Abstract

This review first summarizes evidence from animals and humans for and against a role for dietary sodium in the genesis and treatment of hypertension. The evidence for its role is strongest in those subjects with impaired ability to excrete sodium because of organic renal disease or mineralocorticoid excess. Here, restriction of dietary sodium promptly lowers pressure. Its role in the genesis of essential hypertension is more controversial. Nevertheless, it appears that some patients with mild to moderate essential hypertension respond to moderate sodium restriction with a modest fall in pressure.

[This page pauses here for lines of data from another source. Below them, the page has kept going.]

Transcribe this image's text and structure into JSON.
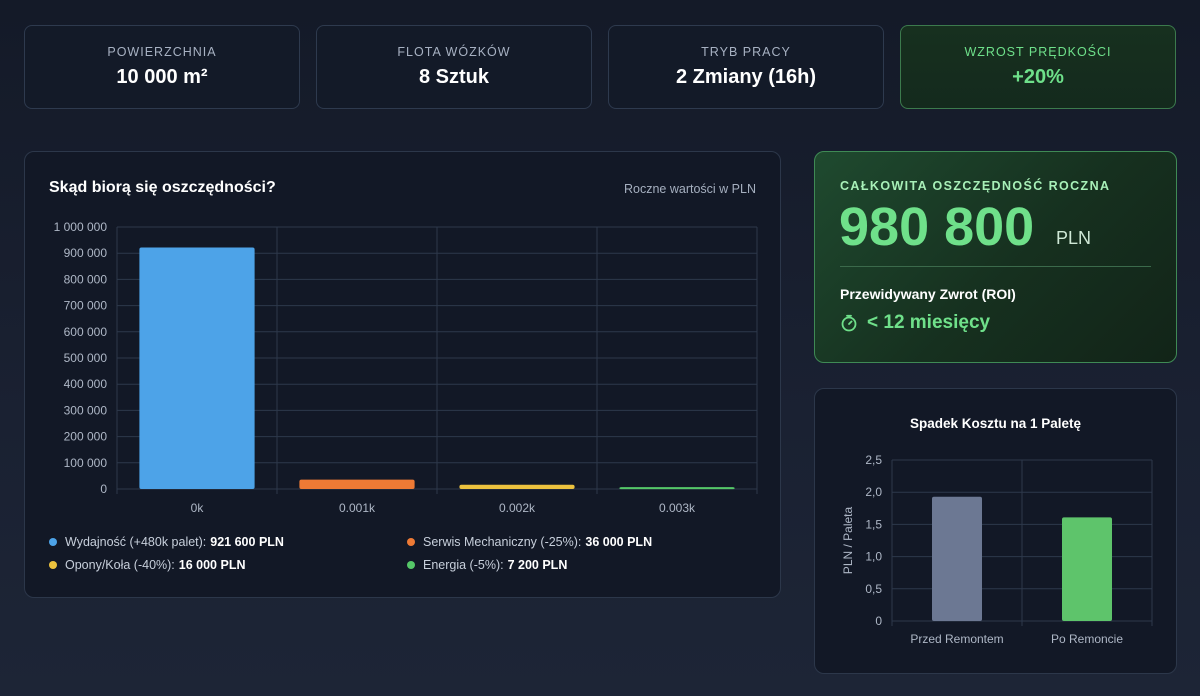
{
  "stats": [
    {
      "label": "POWIERZCHNIA",
      "value": "10 000 m²"
    },
    {
      "label": "FLOTA WÓZKÓW",
      "value": "8 Sztuk"
    },
    {
      "label": "TRYB PRACY",
      "value": "2 Zmiany (16h)"
    },
    {
      "label": "WZROST PRĘDKOŚCI",
      "value": "+20%"
    }
  ],
  "savings_chart": {
    "title": "Skąd biorą się oszczędności?",
    "subtitle": "Roczne wartości w PLN"
  },
  "legend": [
    {
      "label": "Wydajność (+480k palet):",
      "value": "921 600 PLN",
      "color": "#4da3e8"
    },
    {
      "label": "Serwis Mechaniczny (-25%):",
      "value": "36 000 PLN",
      "color": "#ee7a35"
    },
    {
      "label": "Opony/Koła (-40%):",
      "value": "16 000 PLN",
      "color": "#ecc23e"
    },
    {
      "label": "Energia (-5%):",
      "value": "7 200 PLN",
      "color": "#55c768"
    }
  ],
  "total": {
    "caption": "CAŁKOWITA OSZCZĘDNOŚĆ ROCZNA",
    "value": "980 800",
    "unit": "PLN",
    "roi_label": "Przewidywany Zwrot (ROI)",
    "roi_value": "< 12 miesięcy"
  },
  "pallet": {
    "title": "Spadek Kosztu na 1 Paletę"
  },
  "chart_data": [
    {
      "type": "bar",
      "title": "Skąd biorą się oszczędności?",
      "subtitle": "Roczne wartości w PLN",
      "categories": [
        "0k",
        "0.001k",
        "0.002k",
        "0.003k"
      ],
      "values": [
        921600,
        36000,
        16000,
        7200
      ],
      "colors": [
        "#4da3e8",
        "#ee7a35",
        "#ecc23e",
        "#55c768"
      ],
      "yticks": [
        0,
        100000,
        200000,
        300000,
        400000,
        500000,
        600000,
        700000,
        800000,
        900000,
        1000000
      ],
      "ytick_labels": [
        "0",
        "100 000",
        "200 000",
        "300 000",
        "400 000",
        "500 000",
        "600 000",
        "700 000",
        "800 000",
        "900 000",
        "1 000 000"
      ],
      "ylim": [
        0,
        1000000
      ],
      "xlabel": "",
      "ylabel": ""
    },
    {
      "type": "bar",
      "title": "Spadek Kosztu na 1 Paletę",
      "categories": [
        "Przed Remontem",
        "Po Remoncie"
      ],
      "values": [
        1.93,
        1.61
      ],
      "colors": [
        "#6c7893",
        "#5ec46b"
      ],
      "yticks": [
        0,
        0.5,
        1.0,
        1.5,
        2.0,
        2.5
      ],
      "ytick_labels": [
        "0",
        "0,5",
        "1,0",
        "1,5",
        "2,0",
        "2,5"
      ],
      "ylim": [
        0,
        2.5
      ],
      "ylabel": "PLN / Paleta",
      "xlabel": ""
    }
  ]
}
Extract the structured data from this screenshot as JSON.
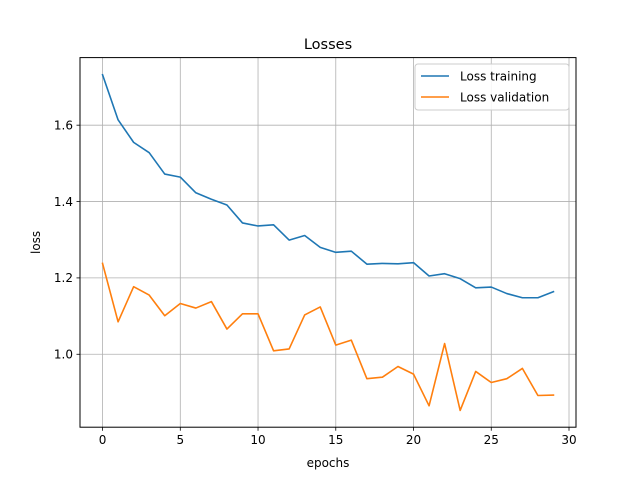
{
  "chart_data": {
    "type": "line",
    "title": "Losses",
    "xlabel": "epochs",
    "ylabel": "loss",
    "xlim": [
      -1.45,
      30.45
    ],
    "ylim": [
      0.809,
      1.777
    ],
    "xticks": [
      0,
      5,
      10,
      15,
      20,
      25,
      30
    ],
    "xtick_labels": [
      "0",
      "5",
      "10",
      "15",
      "20",
      "25",
      "30"
    ],
    "yticks": [
      1.0,
      1.2,
      1.4,
      1.6
    ],
    "ytick_labels": [
      "1.0",
      "1.2",
      "1.4",
      "1.6"
    ],
    "grid": true,
    "legend_position": "top-right",
    "x": [
      0,
      1,
      2,
      3,
      4,
      5,
      6,
      7,
      8,
      9,
      10,
      11,
      12,
      13,
      14,
      15,
      16,
      17,
      18,
      19,
      20,
      21,
      22,
      23,
      24,
      25,
      26,
      27,
      28,
      29
    ],
    "series": [
      {
        "name": "Loss training",
        "color": "#1f77b4",
        "values": [
          1.732,
          1.614,
          1.555,
          1.528,
          1.472,
          1.464,
          1.423,
          1.406,
          1.391,
          1.344,
          1.336,
          1.339,
          1.299,
          1.311,
          1.28,
          1.267,
          1.27,
          1.236,
          1.238,
          1.237,
          1.24,
          1.205,
          1.211,
          1.198,
          1.174,
          1.176,
          1.159,
          1.148,
          1.148,
          1.164
        ]
      },
      {
        "name": "Loss validation",
        "color": "#ff7f0e",
        "values": [
          1.238,
          1.085,
          1.177,
          1.155,
          1.101,
          1.133,
          1.121,
          1.138,
          1.066,
          1.106,
          1.106,
          1.009,
          1.014,
          1.103,
          1.124,
          1.024,
          1.037,
          0.936,
          0.94,
          0.968,
          0.948,
          0.865,
          1.028,
          0.853,
          0.955,
          0.926,
          0.936,
          0.963,
          0.892,
          0.893
        ]
      }
    ]
  }
}
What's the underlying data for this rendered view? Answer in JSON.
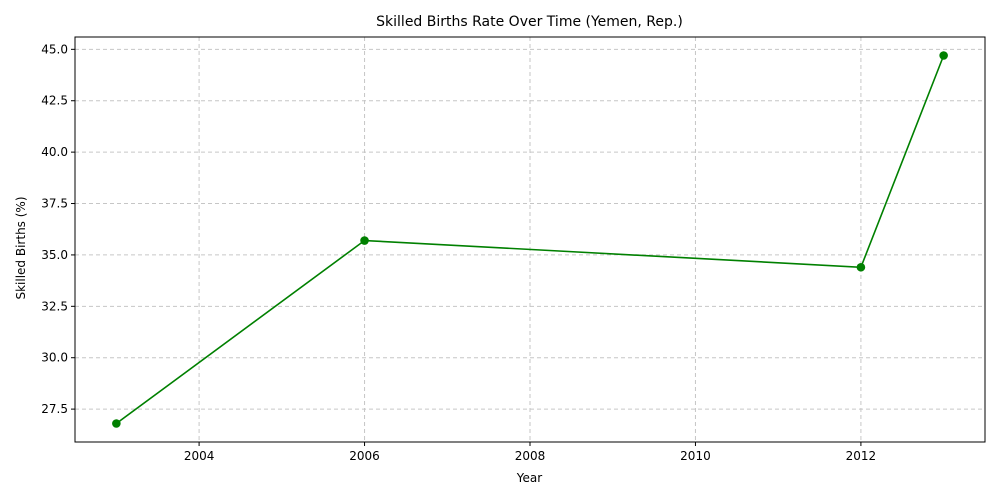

This restriction also seems to reduce the amount of antihypertensive medication needed to keep pressure under control. Next, the mechanism of the pressure response to dietary sodium chloride is considered, with emphasis on potassium depletion and increased plasma levels of prohypertensive sodium pump inhibitor and antihypertensive atrial natriuretic peptide. The evidence for a primary role for dietary potassium in the genesis of hypertension then is summarized; certain subsets of subjects with a high incidence of hypertension also have a lower potassium intake. Some investigators have found that dietary potassium supplementation lowers pressure in established hypertension. This may result from natriuresis and from vasodilation subsequent to stimulation of Na+,K(+)-ATPase in vascular smooth muscle and adrenergic nerve terminals. After the role of dietary calcium is discussed, practical aspects of dietary sodium restriction and dietary potassium supplementation in the therapy for established hypertension are considered. The review concludes with comments on their possible roles in the prevention of hypertension.